Keeping your bones and joints healthy
One of the most common questions orthopaedic surgeons are asked by patients is how they can keep their bones and joints healthy. Orthopaedic Surgeon Mr Satyen Gohil explains some of the simple things anyone can do.
Listen to your body
Our bodies have inbuilt mechanisms to let you know when something is wrong.
If something you have done for a long time starts to hurt or cause pain, listen to your body – it is telling you something is not quite right.
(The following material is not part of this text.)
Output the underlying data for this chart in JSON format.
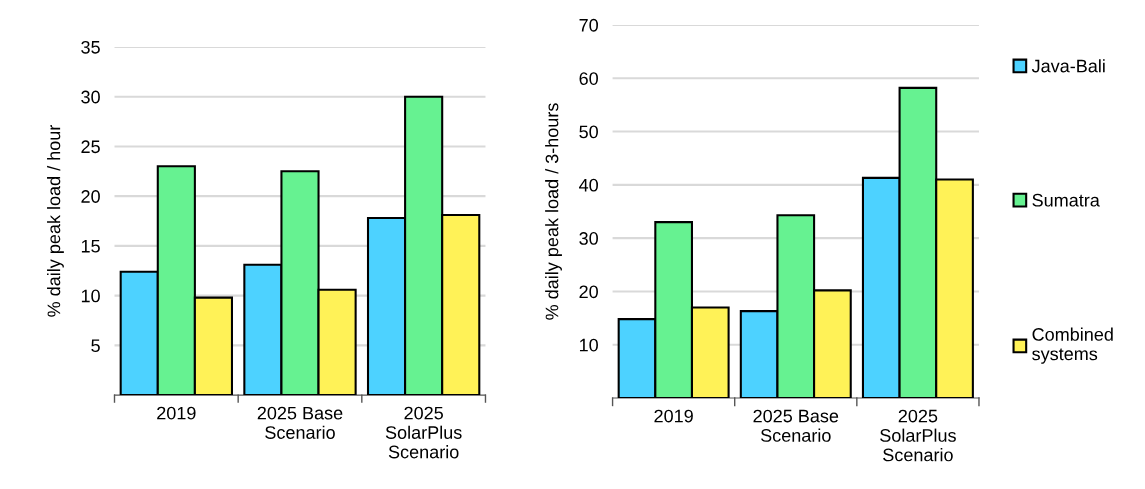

You may have strained a muscle, hurt a ligament such as your ACL in your knee, or done something a bit worse.
Getting help with treatment as soon as possible can go a long way to preventing further damage.
Help can come in many forms, it could be an appointment with a physiotherapist or chiropractor, speaking with your general practitioner or even going to a sports expert to improve your technique.
Watch what you eat
Maintaining a healthy weight is one of the best ways to avoid damage to your joints and bones.
Putting on excess weight and being obese puts extra strains on your joints and bones which can lead to pain and quicken wear and tear.
The best way to lose weight or to maintain your weight is to regularly exercise and stick to a healthy balanced diet rich in vegetables, fruit, omega-3 fatty acids, and protein.
Unfortunately, most people live a rather sedentary lifestyle – we sit at computers for work and then come home and sit in front of our televisions.
This means our joints and bones are not getting the regular movement they are designed for.
Sometimes when we break our sedentary lifestyle and start exercising again, our bodies aren’t ready for it and we do damage to our joints and bones.
Staying as active as possible, and gradually increasing activity when you first get back into exercise, can help you avoid damage.
While the best way to get the vitamins and minerals into your body is through diet, sometimes an additional supplement may be recommended.
The effectiveness of supplements is not as clear as some might hope but some of the first vitamins and minerals you may be recommended to take are calcium and vitamin D.
Speak to your general practitioner before taking any supplements or medication to check that it is suitable for you.
Worried about pain or injury?
If you are worried about pain or injury, or it is affecting your lifestyle, speak to your GP who can refer to you an orthopaedic surgeon of your choice to investigate your issues and identify your treatment options.